How Ringo Starr made the Beatles

22 October, 2025 - 0 Comments

Ringo Starr left the Maharishi Mahesh Yogi’s Rishikesh ashram earlier than his bandmates in 1968 – as might be expected from a ring-wearing dandy who many would assume was the least spiritual of all the Beatles. He had found meals at the ashram difficult, not because he was a Liverpudlian naïf abroad, but because a childhood of serious ill health had left his insides in a delicate state. Plus, his wife Maureen hated the insects. After less than a fortnight, they were out.

Starr was the band’s everyman, a seasoned pro sent aloft into stratospheric fame where his ready grin and quick wit made him an easy favourite Fab. And yet – in one of the revelations of Tom Doyle’s thoroughly researched book – it turns out that his habitual “peace and love” refrain isn’t just some rote catchphrase. It runs deeper. In recent years, since undergoing rehab in 1988, Starr has become a paragon of clean living, regularly snacking on seeds and, allegedly, smelling of kale. Crucially, he has said that he still treasures the personal mantra for meditation that the Maharishi gave him all those years ago.

Doyle’s portrait doesn’t exactly dismantle the public perception of the Beatles’ drummer, now 85, but reappraisals do come in this wide-ranging biography. Starr is, at once, beloved by Beatles fans for his charm, and routinely disdained by others for not being the songwriting equal of his colleagues. It’s true: he probably was a light entertainer trapped inside a late-Sixties revolutionary cultural force. But Starr was as witty as the other three, and more diplomatically inclined. And nicer to Yoko Ono.

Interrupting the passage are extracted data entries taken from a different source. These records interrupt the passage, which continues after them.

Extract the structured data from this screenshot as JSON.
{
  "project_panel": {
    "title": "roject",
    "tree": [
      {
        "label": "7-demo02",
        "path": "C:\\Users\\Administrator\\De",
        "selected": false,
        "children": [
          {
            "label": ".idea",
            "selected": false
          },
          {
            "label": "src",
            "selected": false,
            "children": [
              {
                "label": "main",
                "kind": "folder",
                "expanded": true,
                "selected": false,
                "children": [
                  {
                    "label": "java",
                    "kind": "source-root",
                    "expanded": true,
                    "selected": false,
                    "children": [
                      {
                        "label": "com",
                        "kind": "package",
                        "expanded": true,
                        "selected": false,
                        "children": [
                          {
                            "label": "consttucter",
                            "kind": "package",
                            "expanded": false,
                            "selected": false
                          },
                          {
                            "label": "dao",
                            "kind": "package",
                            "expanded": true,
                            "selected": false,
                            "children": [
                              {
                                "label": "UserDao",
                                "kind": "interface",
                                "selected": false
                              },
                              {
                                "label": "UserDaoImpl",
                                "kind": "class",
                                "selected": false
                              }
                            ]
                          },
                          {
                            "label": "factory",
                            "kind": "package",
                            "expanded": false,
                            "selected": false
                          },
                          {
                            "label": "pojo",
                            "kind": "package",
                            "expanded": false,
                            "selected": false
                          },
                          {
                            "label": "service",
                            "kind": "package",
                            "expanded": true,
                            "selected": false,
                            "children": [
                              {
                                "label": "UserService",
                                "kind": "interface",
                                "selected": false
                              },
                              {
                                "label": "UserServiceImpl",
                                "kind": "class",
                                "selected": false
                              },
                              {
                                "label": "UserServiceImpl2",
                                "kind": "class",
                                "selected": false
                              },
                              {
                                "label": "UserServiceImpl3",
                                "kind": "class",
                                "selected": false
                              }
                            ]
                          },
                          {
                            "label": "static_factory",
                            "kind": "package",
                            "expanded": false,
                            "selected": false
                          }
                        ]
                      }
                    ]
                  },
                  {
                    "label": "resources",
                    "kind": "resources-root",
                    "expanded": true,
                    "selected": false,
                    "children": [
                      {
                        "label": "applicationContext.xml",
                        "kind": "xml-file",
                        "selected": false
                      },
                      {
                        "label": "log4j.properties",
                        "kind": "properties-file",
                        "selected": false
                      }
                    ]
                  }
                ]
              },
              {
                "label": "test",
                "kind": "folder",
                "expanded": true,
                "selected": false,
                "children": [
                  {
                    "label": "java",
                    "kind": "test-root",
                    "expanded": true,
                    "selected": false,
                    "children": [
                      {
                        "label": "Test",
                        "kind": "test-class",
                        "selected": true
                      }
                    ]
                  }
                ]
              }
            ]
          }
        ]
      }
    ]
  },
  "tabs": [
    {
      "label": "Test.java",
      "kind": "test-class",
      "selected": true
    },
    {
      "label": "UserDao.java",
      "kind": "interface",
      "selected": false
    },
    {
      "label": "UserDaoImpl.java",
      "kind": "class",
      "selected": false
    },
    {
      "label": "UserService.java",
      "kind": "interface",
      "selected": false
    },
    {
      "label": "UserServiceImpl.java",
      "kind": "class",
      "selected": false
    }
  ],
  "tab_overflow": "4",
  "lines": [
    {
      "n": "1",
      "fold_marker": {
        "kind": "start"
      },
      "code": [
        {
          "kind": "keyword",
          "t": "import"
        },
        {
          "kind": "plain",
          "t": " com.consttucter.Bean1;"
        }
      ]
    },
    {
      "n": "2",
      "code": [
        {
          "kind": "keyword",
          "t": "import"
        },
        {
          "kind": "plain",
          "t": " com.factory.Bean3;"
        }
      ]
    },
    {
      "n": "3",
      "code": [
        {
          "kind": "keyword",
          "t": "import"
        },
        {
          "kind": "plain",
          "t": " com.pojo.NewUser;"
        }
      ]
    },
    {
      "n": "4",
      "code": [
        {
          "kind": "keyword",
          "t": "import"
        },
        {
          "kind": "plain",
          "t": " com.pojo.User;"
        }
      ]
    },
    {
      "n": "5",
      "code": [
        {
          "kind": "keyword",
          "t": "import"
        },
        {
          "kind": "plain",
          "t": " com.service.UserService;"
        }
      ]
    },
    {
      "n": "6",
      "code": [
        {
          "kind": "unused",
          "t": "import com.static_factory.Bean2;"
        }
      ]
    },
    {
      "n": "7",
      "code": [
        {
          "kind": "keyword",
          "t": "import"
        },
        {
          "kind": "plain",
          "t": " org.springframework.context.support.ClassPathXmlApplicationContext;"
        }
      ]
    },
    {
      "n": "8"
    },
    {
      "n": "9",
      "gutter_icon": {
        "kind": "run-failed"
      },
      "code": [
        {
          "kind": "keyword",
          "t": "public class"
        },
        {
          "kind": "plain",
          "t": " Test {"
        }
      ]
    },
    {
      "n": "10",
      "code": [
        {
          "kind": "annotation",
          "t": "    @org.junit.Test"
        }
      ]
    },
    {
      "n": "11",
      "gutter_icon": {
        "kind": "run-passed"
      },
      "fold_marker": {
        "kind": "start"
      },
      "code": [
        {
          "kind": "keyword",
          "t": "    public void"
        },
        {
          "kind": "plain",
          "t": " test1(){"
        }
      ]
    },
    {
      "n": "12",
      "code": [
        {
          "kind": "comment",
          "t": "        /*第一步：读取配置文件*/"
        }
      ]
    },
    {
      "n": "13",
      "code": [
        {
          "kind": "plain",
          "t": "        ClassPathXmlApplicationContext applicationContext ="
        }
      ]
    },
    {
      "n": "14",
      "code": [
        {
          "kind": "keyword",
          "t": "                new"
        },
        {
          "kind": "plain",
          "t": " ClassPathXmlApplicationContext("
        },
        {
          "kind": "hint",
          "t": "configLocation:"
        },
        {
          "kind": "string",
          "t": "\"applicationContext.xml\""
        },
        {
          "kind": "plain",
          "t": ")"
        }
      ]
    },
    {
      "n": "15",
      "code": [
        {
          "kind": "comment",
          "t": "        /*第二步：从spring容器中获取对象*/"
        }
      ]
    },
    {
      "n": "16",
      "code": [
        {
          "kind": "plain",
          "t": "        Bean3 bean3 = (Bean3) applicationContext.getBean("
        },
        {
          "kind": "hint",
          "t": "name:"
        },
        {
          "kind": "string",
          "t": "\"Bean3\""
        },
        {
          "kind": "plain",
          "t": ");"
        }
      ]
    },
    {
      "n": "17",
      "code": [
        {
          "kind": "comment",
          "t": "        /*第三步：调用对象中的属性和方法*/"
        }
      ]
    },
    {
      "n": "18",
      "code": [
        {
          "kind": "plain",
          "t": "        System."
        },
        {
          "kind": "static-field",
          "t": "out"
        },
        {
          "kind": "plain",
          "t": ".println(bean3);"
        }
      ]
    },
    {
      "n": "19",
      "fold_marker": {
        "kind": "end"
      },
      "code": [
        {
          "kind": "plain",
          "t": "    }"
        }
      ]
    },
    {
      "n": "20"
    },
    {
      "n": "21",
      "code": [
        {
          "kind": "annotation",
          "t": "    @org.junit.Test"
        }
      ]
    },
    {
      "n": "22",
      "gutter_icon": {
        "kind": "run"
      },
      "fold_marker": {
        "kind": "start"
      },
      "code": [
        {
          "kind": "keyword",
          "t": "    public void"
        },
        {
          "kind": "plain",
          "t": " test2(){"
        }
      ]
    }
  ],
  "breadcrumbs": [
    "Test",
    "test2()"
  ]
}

As the pile of books and media about the 20th century’s most famous sons only grows – the multi-media Anthology project is being reissued and embellished in the coming month – Mojo writer and Paul McCartney biographer Doyle seeks to tease out the lesser-known stories from Starr’s extraordinary life – and to spotlight the occasions where he was crucial to the band’s dynamic. Doyle’s romp through Starr’s often bizarre post-Beatles career leads you to conclude that the past is another country, and incomprehensible quality control choices are made there.